I want to download a pages and its subpages (2 levels) as single PDF files. I can do this manually by surfing inside DT3 and download each page via the wheel menu.
Is there already a way to automate this out of the box or do I have to write an AppleScript?
Yes. The CMS seems to be problematic as SiteSucker has the same problems. So I try it with AppleScript.
But how do I save the PDF object of a window (it shows a browser)? This does not work:
tell application id "DNtp"
tell viewer window 1
set theTitle to name
set contentAsPDF to PDF
set theFile to (path to downloads folder) & theTitle & ".pdf"
save contentAsPDF in theFile
end tell
end tell
When I use create PDF document from URL I’m not logged in.
As this script could be only used while browsing on your own, what is or should be the advantage compared to using Data > Capture > PDF (also available via the navigation bar)?
tell application id "DNtp"
tell viewer window 1
set theTitle to name
set contentAsPDF to PDF
set theURL to URL
set theFile to open for access ((path to downloads folder as string) & theTitle & ".pdf") with write permission
try
write contentAsPDF to theFile
on error
close access theFile
end try
close access theFile
end tell
end tell
Is there a way to directly write into the database (current group) or do I have to import the file and delete it from the source folder?
tell application id "DNtp"
set theGroup to current group
tell think window 1
set theTitle to name
set contentAsPDF to PDF
set theURL to URL
set theRecord to create record with {name:theTitle, type:PDF document, URL:theURL} in theGroup
set data of theRecord to contentAsPDF
end tell
end tell
Well, I’ve found the reason why the web downloader fails. The HTML source does not contain links as the content seem to be generated by JavaScript after loading the URL. This seems to be a general problem in DT as in AppleScript the source property also does not contain the current DOM (so I can’t parse it for links). That’s interesting as the PDF does contain the full content which is generated by JavaScript.

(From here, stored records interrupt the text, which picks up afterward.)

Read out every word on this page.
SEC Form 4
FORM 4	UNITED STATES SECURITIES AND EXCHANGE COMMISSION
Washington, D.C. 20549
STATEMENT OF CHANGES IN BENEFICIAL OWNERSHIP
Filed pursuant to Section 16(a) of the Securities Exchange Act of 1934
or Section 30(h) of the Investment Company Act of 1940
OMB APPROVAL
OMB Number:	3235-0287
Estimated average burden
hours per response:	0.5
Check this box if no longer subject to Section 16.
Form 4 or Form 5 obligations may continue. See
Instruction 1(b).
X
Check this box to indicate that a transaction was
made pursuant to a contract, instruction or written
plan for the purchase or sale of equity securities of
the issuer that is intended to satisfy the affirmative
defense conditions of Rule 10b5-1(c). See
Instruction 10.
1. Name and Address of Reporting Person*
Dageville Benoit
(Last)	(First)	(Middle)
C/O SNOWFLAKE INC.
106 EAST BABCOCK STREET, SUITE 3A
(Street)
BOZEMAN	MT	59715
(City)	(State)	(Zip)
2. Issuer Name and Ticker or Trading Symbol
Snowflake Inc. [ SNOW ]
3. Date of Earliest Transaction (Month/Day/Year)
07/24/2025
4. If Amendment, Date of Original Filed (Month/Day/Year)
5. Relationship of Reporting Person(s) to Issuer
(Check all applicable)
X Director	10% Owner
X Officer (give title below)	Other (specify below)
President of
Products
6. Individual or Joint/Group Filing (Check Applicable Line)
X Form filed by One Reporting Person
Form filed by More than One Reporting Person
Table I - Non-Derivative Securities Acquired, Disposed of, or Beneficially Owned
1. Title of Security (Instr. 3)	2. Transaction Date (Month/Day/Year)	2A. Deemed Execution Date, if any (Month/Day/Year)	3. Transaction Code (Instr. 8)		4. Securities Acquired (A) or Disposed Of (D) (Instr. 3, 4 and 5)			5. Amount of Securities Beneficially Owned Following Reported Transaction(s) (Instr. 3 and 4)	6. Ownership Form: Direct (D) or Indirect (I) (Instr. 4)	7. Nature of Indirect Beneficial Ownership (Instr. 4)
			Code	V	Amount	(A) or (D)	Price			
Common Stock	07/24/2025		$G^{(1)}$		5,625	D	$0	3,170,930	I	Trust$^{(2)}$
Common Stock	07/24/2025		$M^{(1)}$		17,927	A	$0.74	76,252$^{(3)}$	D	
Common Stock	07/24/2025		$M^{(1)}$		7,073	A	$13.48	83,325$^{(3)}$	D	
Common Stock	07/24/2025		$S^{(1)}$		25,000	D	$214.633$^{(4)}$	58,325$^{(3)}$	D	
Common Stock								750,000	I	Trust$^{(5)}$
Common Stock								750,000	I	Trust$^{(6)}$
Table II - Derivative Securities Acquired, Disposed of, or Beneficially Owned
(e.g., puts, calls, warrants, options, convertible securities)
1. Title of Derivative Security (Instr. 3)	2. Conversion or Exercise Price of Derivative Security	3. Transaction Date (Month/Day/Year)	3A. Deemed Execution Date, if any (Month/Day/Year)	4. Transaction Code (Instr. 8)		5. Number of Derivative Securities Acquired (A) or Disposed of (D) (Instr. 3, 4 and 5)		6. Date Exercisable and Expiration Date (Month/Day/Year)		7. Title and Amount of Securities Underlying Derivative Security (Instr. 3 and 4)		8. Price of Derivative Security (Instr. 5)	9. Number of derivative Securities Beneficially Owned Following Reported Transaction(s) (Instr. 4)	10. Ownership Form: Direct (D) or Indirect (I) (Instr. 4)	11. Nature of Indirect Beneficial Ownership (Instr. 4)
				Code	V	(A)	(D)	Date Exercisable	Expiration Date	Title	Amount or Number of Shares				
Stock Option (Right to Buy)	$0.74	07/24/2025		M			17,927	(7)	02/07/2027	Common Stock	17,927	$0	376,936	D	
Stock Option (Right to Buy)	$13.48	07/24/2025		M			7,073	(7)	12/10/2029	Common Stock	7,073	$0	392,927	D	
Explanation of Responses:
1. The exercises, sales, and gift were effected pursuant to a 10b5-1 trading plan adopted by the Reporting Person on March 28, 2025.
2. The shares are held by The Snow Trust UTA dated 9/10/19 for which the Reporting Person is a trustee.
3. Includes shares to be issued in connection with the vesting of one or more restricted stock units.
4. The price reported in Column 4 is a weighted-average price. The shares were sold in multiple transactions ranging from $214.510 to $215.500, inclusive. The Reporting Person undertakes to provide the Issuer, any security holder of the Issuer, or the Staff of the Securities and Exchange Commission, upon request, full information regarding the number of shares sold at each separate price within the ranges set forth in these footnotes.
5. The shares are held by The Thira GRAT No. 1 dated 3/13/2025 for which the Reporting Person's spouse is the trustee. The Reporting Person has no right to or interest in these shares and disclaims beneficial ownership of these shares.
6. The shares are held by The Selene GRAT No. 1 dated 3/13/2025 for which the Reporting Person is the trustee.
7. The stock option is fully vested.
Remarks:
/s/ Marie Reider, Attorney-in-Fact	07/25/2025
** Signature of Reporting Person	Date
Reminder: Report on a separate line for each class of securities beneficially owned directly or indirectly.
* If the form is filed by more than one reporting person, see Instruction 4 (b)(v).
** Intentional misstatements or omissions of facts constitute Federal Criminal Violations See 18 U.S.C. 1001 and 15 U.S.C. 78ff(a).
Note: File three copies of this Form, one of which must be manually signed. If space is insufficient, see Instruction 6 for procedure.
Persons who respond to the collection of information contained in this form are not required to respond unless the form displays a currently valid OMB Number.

If I understand you correctly, the PDF exported to DT from the browser is ok while the website downloaded with AppleScript in DT and then converted to PDF is missing the dynamically generated elements?
In that case, wget or curl wouldn’t help either. You need a browser to execute the JS code. AppleScript is so old, it has no idea of JavaScript or the DOM. You might have more luck with ObjCAppleScript, perhaps using a WebView.

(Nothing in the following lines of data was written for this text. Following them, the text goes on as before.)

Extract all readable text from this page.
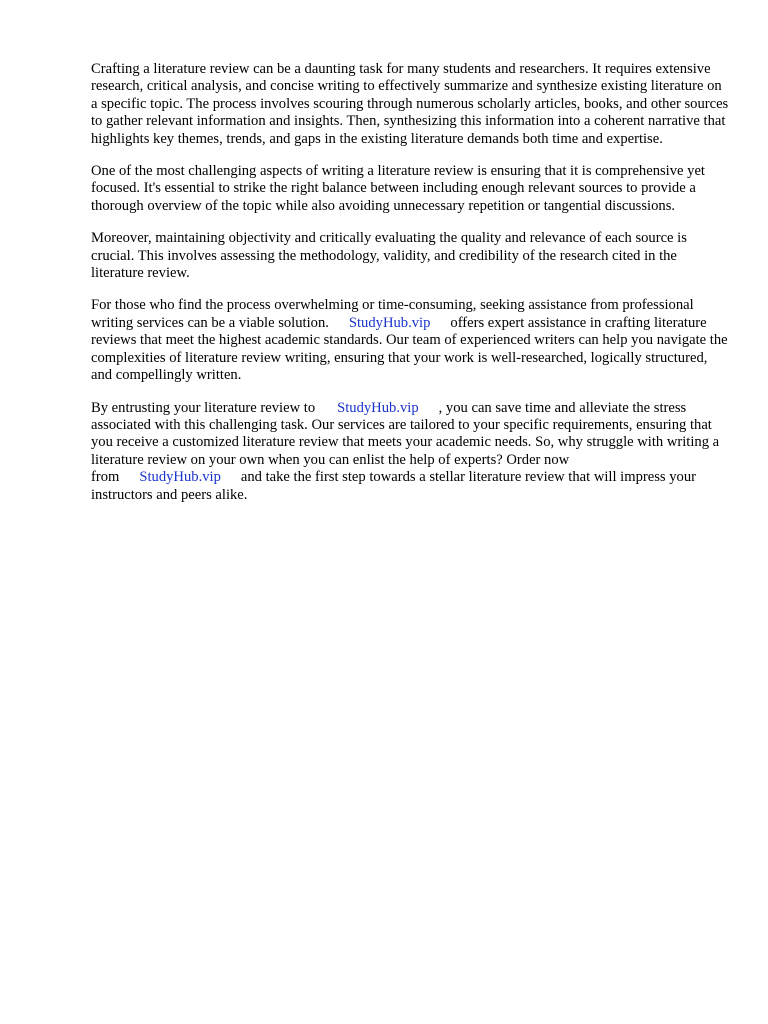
Crafting a literature review can be a daunting task for many students and researchers. It requires extensive research, critical analysis, and concise writing to effectively summarize and synthesize existing literature on a specific topic. The process involves scouring through numerous scholarly articles, books, and other sources to gather relevant information and insights. Then, synthesizing this information into a coherent narrative that highlights key themes, trends, and gaps in the existing literature demands both time and expertise.

One of the most challenging aspects of writing a literature review is ensuring that it is comprehensive yet focused. It's essential to strike the right balance between including enough relevant sources to provide a thorough overview of the topic while also avoiding unnecessary repetition or tangential discussions.

Moreover, maintaining objectivity and critically evaluating the quality and relevance of each source is crucial. This involves assessing the methodology, validity, and credibility of the research cited in the literature review.

For those who find the process overwhelming or time-consuming, seeking assistance from professional writing services can be a viable solution. StudyHub.vip offers expert assistance in crafting literature reviews that meet the highest academic standards. Our team of experienced writers can help you navigate the complexities of literature review writing, ensuring that your work is well-researched, logically structured, and compellingly written.

By entrusting your literature review to StudyHub.vip , you can save time and alleviate the stress associated with this challenging task. Our services are tailored to your specific requirements, ensuring that you receive a customized literature review that meets your academic needs. So, why struggle with writing a literature review on your own when you can enlist the help of experts? Order now from StudyHub.vip and take the first step towards a stellar literature review that will impress your instructors and peers alike.
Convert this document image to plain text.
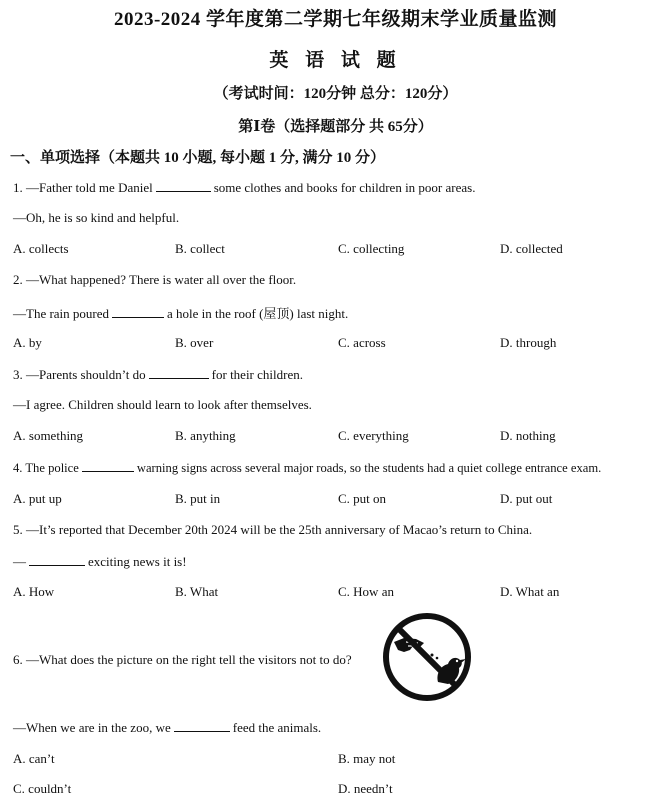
2023-2024 学年度第二学期七年级期末学业质量监测
英 语 试 题
（考试时间：120分钟 总分：120分）
第Ⅰ卷（选择题部分 共 65分）
一、单项选择（本题共 10 小题, 每小题 1 分, 满分 10 分）
1. —Father told me Daniel	some clothes and books for children in poor areas.
—Oh, he is so kind and helpful.
A. collects	B. collect	C. collecting	D. collected
2. —What happened? There is water all over the floor.
—The rain poured	a hole in the roof (屋顶) last night.
A. by	B. over	C. across	D. through
3. —Parents shouldn’t do	for their children.
—I agree. Children should learn to look after themselves.
A. something	B. anything	C. everything	D. nothing
4. The police	warning signs across several major roads, so the students had a quiet college entrance exam.
A. put up	B. put in	C. put on	D. put out
5. —It’s reported that December 20th 2024 will be the 25th anniversary of Macao’s return to China.
—	exciting news it is!
A. How	B. What	C. How an	D. What an
6. —What does the picture on the right tell the visitors not to do?
—When we are in the zoo, we	feed the animals.
A. can’t	B. may not
C. couldn’t	D. needn’t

Or writing a bookmarklet in JavaScript? Although I don’t quite see how all that would work to
Yes, you understand it correctly. I now temporary save the webarchive (which is also complete), get its source and delete the record. Then I can get all links.
As I load all pages into the view before saving as PDF I also can delete not needed elements with JavaScript. That’s great and the results are better then expected.